My mother spent many long evening’s assembling small gift packages that she and my grandfather would then sell to mom and pop vendors. As she became older and more confident as a communicator she encouraged my grandfather to branch out on his own. She had discovered where the employer was purchasing all the components at wholesale and she argued that they could literally triple the return of their sweat equity investment by simply purchasing the components themselves, building the packages, and then selling them to the vendors directly. She cut out the middle man.

The two greatest people I have ever met were the first ones.

Michael Jackson mania was in full swing when I was in the seventh grade. I even wore the infamous “Beat it” jacket. I was a huge fan and did not have any shame in my expression of that fact.

During one of the family visits to the flea market I stumbled upon a promotional button shop. Now it may have been there for years as the flea market was a family tradition. But, on this particular day the buttons on sale seemed invisible and the machine making them seemed to illuminate in the background. It was as if it called my name.

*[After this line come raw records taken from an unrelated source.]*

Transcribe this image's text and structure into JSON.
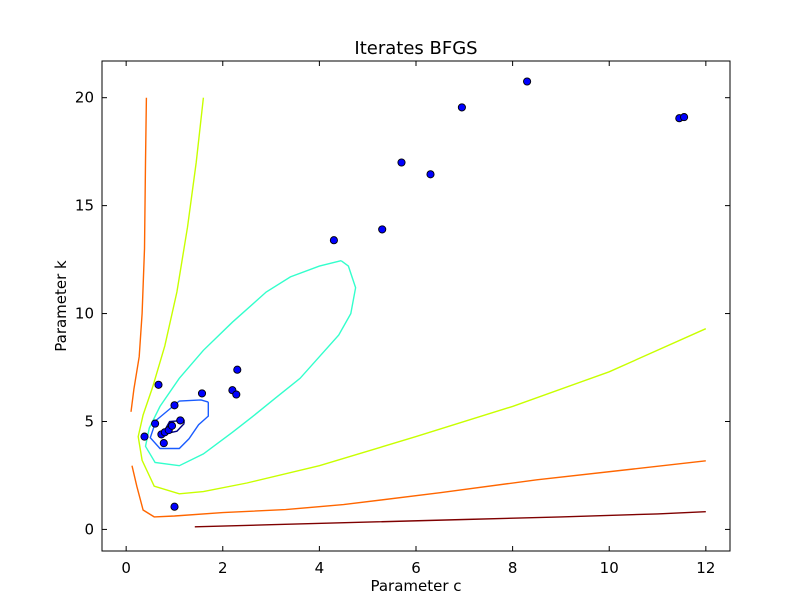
{
  "chart_data": {
    "type": "scatter",
    "title": "Iterates BFGS",
    "xlabel": "Parameter c",
    "ylabel": "Parameter k",
    "xlim": [
      -0.5,
      12.5
    ],
    "ylim": [
      -1,
      21.7
    ],
    "xticks": [
      0,
      2,
      4,
      6,
      8,
      10,
      12
    ],
    "yticks": [
      0,
      5,
      10,
      15,
      20
    ],
    "grid": false,
    "legend": "none",
    "series": [
      {
        "kind": "scatter",
        "color": "#0000ff",
        "edgecolor": "#000000",
        "points": [
          [
            0.38,
            4.3
          ],
          [
            0.6,
            4.9
          ],
          [
            0.67,
            6.7
          ],
          [
            0.73,
            4.4
          ],
          [
            0.78,
            4.0
          ],
          [
            0.8,
            4.5
          ],
          [
            0.88,
            4.6
          ],
          [
            0.95,
            4.8
          ],
          [
            1.0,
            5.75
          ],
          [
            1.0,
            1.05
          ],
          [
            1.12,
            5.05
          ],
          [
            1.57,
            6.3
          ],
          [
            2.2,
            6.45
          ],
          [
            2.28,
            6.25
          ],
          [
            2.3,
            7.4
          ],
          [
            4.3,
            13.4
          ],
          [
            5.3,
            13.9
          ],
          [
            5.7,
            17.0
          ],
          [
            6.3,
            16.45
          ],
          [
            6.95,
            19.55
          ],
          [
            8.3,
            20.75
          ],
          [
            11.45,
            19.05
          ],
          [
            11.55,
            19.1
          ]
        ]
      }
    ],
    "contours": [
      {
        "color": "#7f0000",
        "lines": [
          [
            [
              1.42,
              0.12
            ],
            [
              3.0,
              0.22
            ],
            [
              5.0,
              0.34
            ],
            [
              7.0,
              0.46
            ],
            [
              9.0,
              0.58
            ],
            [
              11.0,
              0.72
            ],
            [
              12.0,
              0.82
            ]
          ]
        ]
      },
      {
        "color": "#ff6600",
        "lines": [
          [
            [
              0.42,
              20.0
            ],
            [
              0.4,
              17.0
            ],
            [
              0.38,
              13.0
            ],
            [
              0.33,
              10.0
            ],
            [
              0.27,
              8.0
            ],
            [
              0.16,
              6.5
            ],
            [
              0.1,
              5.45
            ]
          ],
          [
            [
              0.12,
              2.95
            ],
            [
              0.22,
              2.0
            ],
            [
              0.35,
              0.9
            ],
            [
              0.58,
              0.58
            ],
            [
              1.0,
              0.62
            ],
            [
              2.0,
              0.78
            ],
            [
              3.3,
              0.92
            ],
            [
              4.5,
              1.15
            ],
            [
              6.5,
              1.7
            ],
            [
              8.5,
              2.3
            ],
            [
              10.5,
              2.8
            ],
            [
              12.0,
              3.18
            ]
          ]
        ]
      },
      {
        "color": "#c8ff00",
        "lines": [
          [
            [
              1.6,
              20.0
            ],
            [
              1.45,
              17.0
            ],
            [
              1.27,
              14.0
            ],
            [
              1.05,
              11.0
            ],
            [
              0.8,
              8.5
            ],
            [
              0.55,
              6.6
            ],
            [
              0.35,
              5.3
            ],
            [
              0.25,
              4.3
            ],
            [
              0.33,
              3.2
            ],
            [
              0.58,
              2.0
            ],
            [
              1.1,
              1.65
            ],
            [
              1.6,
              1.75
            ],
            [
              2.5,
              2.15
            ],
            [
              4.0,
              2.95
            ],
            [
              6.0,
              4.3
            ],
            [
              8.0,
              5.7
            ],
            [
              10.0,
              7.3
            ],
            [
              12.0,
              9.3
            ]
          ]
        ]
      },
      {
        "color": "#33ffcc",
        "lines": [
          [
            [
              4.45,
              12.45
            ],
            [
              4.6,
              12.2
            ],
            [
              4.75,
              11.2
            ],
            [
              4.65,
              10.0
            ],
            [
              4.4,
              9.0
            ],
            [
              4.0,
              8.0
            ],
            [
              3.6,
              7.0
            ],
            [
              3.1,
              6.1
            ],
            [
              2.6,
              5.2
            ],
            [
              2.2,
              4.5
            ],
            [
              1.6,
              3.5
            ],
            [
              1.1,
              2.95
            ],
            [
              0.6,
              3.1
            ],
            [
              0.4,
              3.85
            ],
            [
              0.48,
              4.7
            ],
            [
              0.7,
              5.7
            ],
            [
              1.1,
              7.0
            ],
            [
              1.6,
              8.3
            ],
            [
              2.2,
              9.6
            ],
            [
              2.9,
              11.0
            ],
            [
              3.4,
              11.7
            ],
            [
              4.0,
              12.2
            ],
            [
              4.45,
              12.45
            ]
          ]
        ]
      },
      {
        "color": "#1a5cff",
        "lines": [
          [
            [
              1.7,
              5.9
            ],
            [
              1.7,
              5.25
            ],
            [
              1.5,
              4.85
            ],
            [
              1.3,
              4.2
            ],
            [
              1.1,
              3.75
            ],
            [
              0.7,
              3.75
            ],
            [
              0.5,
              4.25
            ],
            [
              0.62,
              5.05
            ],
            [
              1.1,
              5.95
            ],
            [
              1.55,
              6.0
            ],
            [
              1.7,
              5.9
            ]
          ]
        ]
      },
      {
        "color": "#000080",
        "lines": [
          [
            [
              1.2,
              4.9
            ],
            [
              1.05,
              4.55
            ],
            [
              0.75,
              4.4
            ],
            [
              0.9,
              5.0
            ],
            [
              1.2,
              5.05
            ],
            [
              1.2,
              4.9
            ]
          ]
        ]
      }
    ]
  }
}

I couldn’t believe my eyes nor the truth I would learn. The promotional button shop could take any image and convert it into a button.

I returned with one of my favorite images of Michael Jackson and made a button. The Cheshire cat had nothing on me. I paraded around the flea market floor space with pride. It was a cool pin.

On Monday I dressed for school. Morning rituals and then as I walked out the door I placed the final touches on the school attire. My button!

It seemed to happen overnight, but doesn’t all success. As I navigated the corridors of the school and the playground of the small campus many students commented on the unique button.

First Knight buy

Then it happened. I was offered money for the button. More money than I had paid for it. Can you say profit? Not sure I could, but I knew how to count. I was already taking algebra. Math was my subject. The numbers made sense to me and a business opportunity was born and a natural salesman emerged.

I’d now spend free time cutting images from any periodical I could get my little hands on and make new Michael Jackson buttons. The routine of the flea market was no longer simply a family trip, but a business trip to my wholesaler.

I entered St Patrick’s catholic school as a fugitive and emerged as the King of the schoolyard.